|Little Augie Pisano|
Little Augie Pisano was perhaps the quintessential mafioso. Born Anthony Carfano, Little Augie took his nickname from a deceased East Side gangster. He came up the hard way as a gunman and sported a huge scar on his left cheek which he wore as a badge of honor, much in the style of an aristocratic Prussian duelist.
A longtime friend of Frank Costello and Joe Adonis (and for a time running Brooklyn rackets for the latter) Little Augie Pisano exhibited only one real sign of overwhelming ambition—he moved to Miami with plans to make it his private fiefdom. Miami represented an enormous rackets potential and required a fine touch with political circles.
But Meyer Lansky saw its potential too and that it would require a huge amount of underworld manpower and brains. Lansky urged that the cities of Miami and Miami Beach be declared "open territory" (as would be done later with Las Vegas) so that various crime families could skim their grand potential.
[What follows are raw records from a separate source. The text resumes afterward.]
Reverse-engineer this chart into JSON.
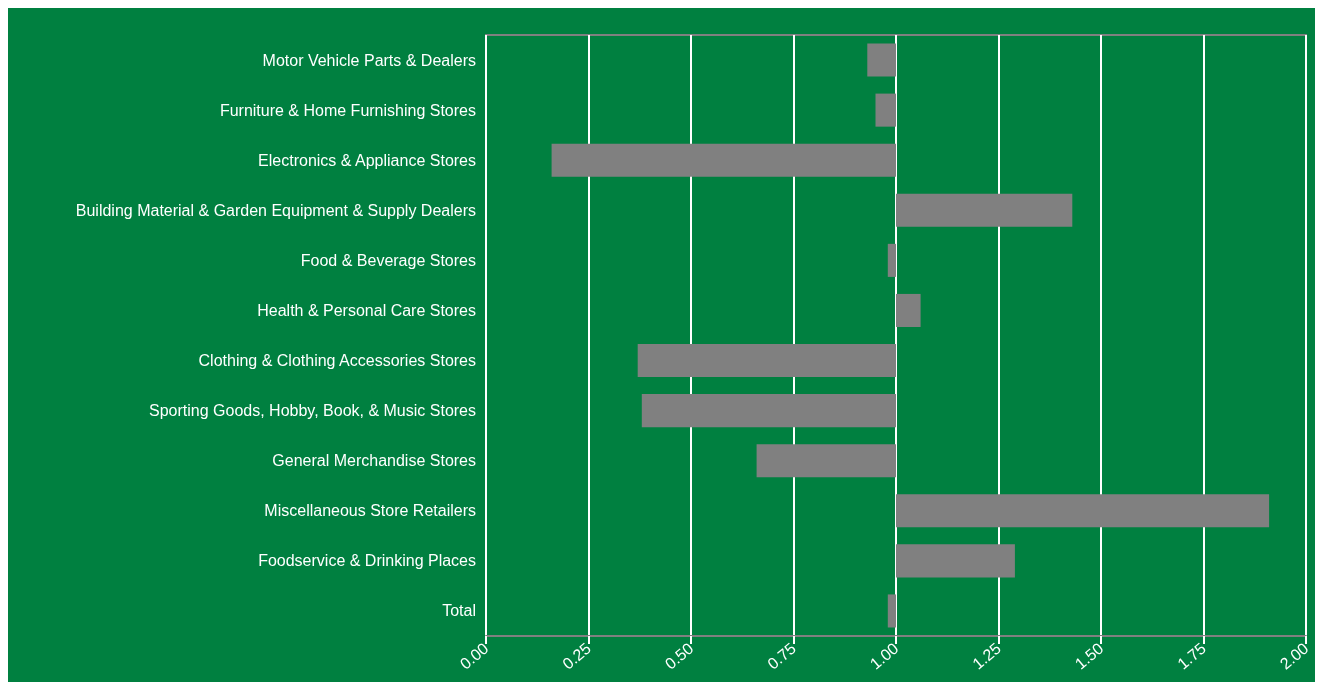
{
  "chart_data": {
    "type": "bar",
    "orientation": "horizontal",
    "categories": [
      "Motor Vehicle Parts & Dealers",
      "Furniture & Home Furnishing Stores",
      "Electronics & Appliance Stores",
      "Building Material & Garden Equipment & Supply Dealers",
      "Food & Beverage Stores",
      "Health & Personal Care Stores",
      "Clothing & Clothing Accessories Stores",
      "Sporting Goods, Hobby, Book, & Music Stores",
      "General Merchandise Stores",
      "Miscellaneous Store Retailers",
      "Foodservice & Drinking Places",
      "Total"
    ],
    "base": [
      1,
      1,
      1,
      1,
      1,
      1,
      1,
      1,
      1,
      1,
      1,
      1
    ],
    "values": [
      -0.07,
      -0.05,
      -0.84,
      0.43,
      -0.02,
      0.06,
      -0.63,
      -0.62,
      -0.34,
      0.91,
      0.29,
      -0.02
    ],
    "color": "#808080",
    "xlim": [
      0,
      2
    ],
    "xticks": [
      {
        "value": 0,
        "label": "0.00"
      },
      {
        "value": 0.25,
        "label": "0.25"
      },
      {
        "value": 0.5,
        "label": "0.50"
      },
      {
        "value": 0.75,
        "label": "0.75"
      },
      {
        "value": 1,
        "label": "1.00"
      },
      {
        "value": 1.25,
        "label": "1.25"
      },
      {
        "value": 1.5,
        "label": "1.50"
      },
      {
        "value": 1.75,
        "label": "1.75"
      },
      {
        "value": 2,
        "label": "2.00"
      }
    ],
    "grid": "x"
  }
}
Despite Costello's closeness to Pisano he ordered him to curb his ambition and understand he had to work with Lansky. A dutiful soldier, Pisano did, and his loyalty thereafter to both Costello and Lansky never diminished. In the end, his loyalty was to prove the death of him.
In 1957 Vito Genovese, seeking to take control of the Lucky Luciano crime family, under the local direction of Costello since Luciano's deportation in 1946, ordered Costello assassinated. The job was botched and Costello survived.
Costello refused to tell the police who had tried to kill him, but Genovese, fearing all-out war, ordered all the important members of the crime family to report to his Atlantic Highlands, New Jersey, mansion—now an armed camp surrounded by 40 gunners, as a demonstration of unity with his cause. Little Augie was the sole capo—at the time he ran the family's rackets in the upper Bronx— who refused to show.
It was a sin Genovese would not forget, but he had more pressing matters, dealing with Costello and the murderous Albert Anastasia who had vowed to stop Genovese. Although Anastasia was eliminated, Genovese was forced to let Costello retire from the rackets, and it was apparently part of the deal that Little Augie was accepted back in good grace.
The peace lasted until 1959 when Genovese ordered Little Augie hit. The would-be assassins had considerable trouble getting Little Augie alone. He was often with his good friend Tony Bender, chief operator of the crime family's rackets in Greenwich Village, and the killers asked if it was all right to blow away Bender at the same time. Genovese had a strong need for Bender at the time and vetoed the suggestion. Finally Bender discovered his good friend was being set up and he cheerfully agreed to put Little Augie on the spot.
On September 29 Little Augie was partying at the Copacabana with a friend, Mrs. Janice Drake, a former beauty queen, with whom, the cutting underworld comment went, he was having a platonic relationship. She was the wife of comedian Alan Drake, whose career Little Augie had helped. (Mrs. Drake's relationship with Little Augie was never clear. She was grateful to him and called him "Uncle Gus." It was possible she was merely a flamboyant symbol that the mobster liked having around as flattering to his image.)
|Little Augie Pisano had been shot|
They were joined, apparently by chance, by Bender who invited them and a few others to dine with him at Marino's restaurant, not far from the Copa. During dinner a phone call caused Little Augie to leave hurriedly, Mrs. Drake on his arm.
At 10:30 P.M., about 45 minutes later, they were found in Little Augie's black Cadillac on a dark street near La Guardia Airport in Queens. Both were sitting in the front seat, heads tilted toward each other like young lovers. Both had been shot in the back of the head.
Police later theorized that the killers had been hiding in the back seat of Little Augie's car and forced him to drive to his place of execution. Mrs. Drake, they said, had died just because she happened to be along for the ride.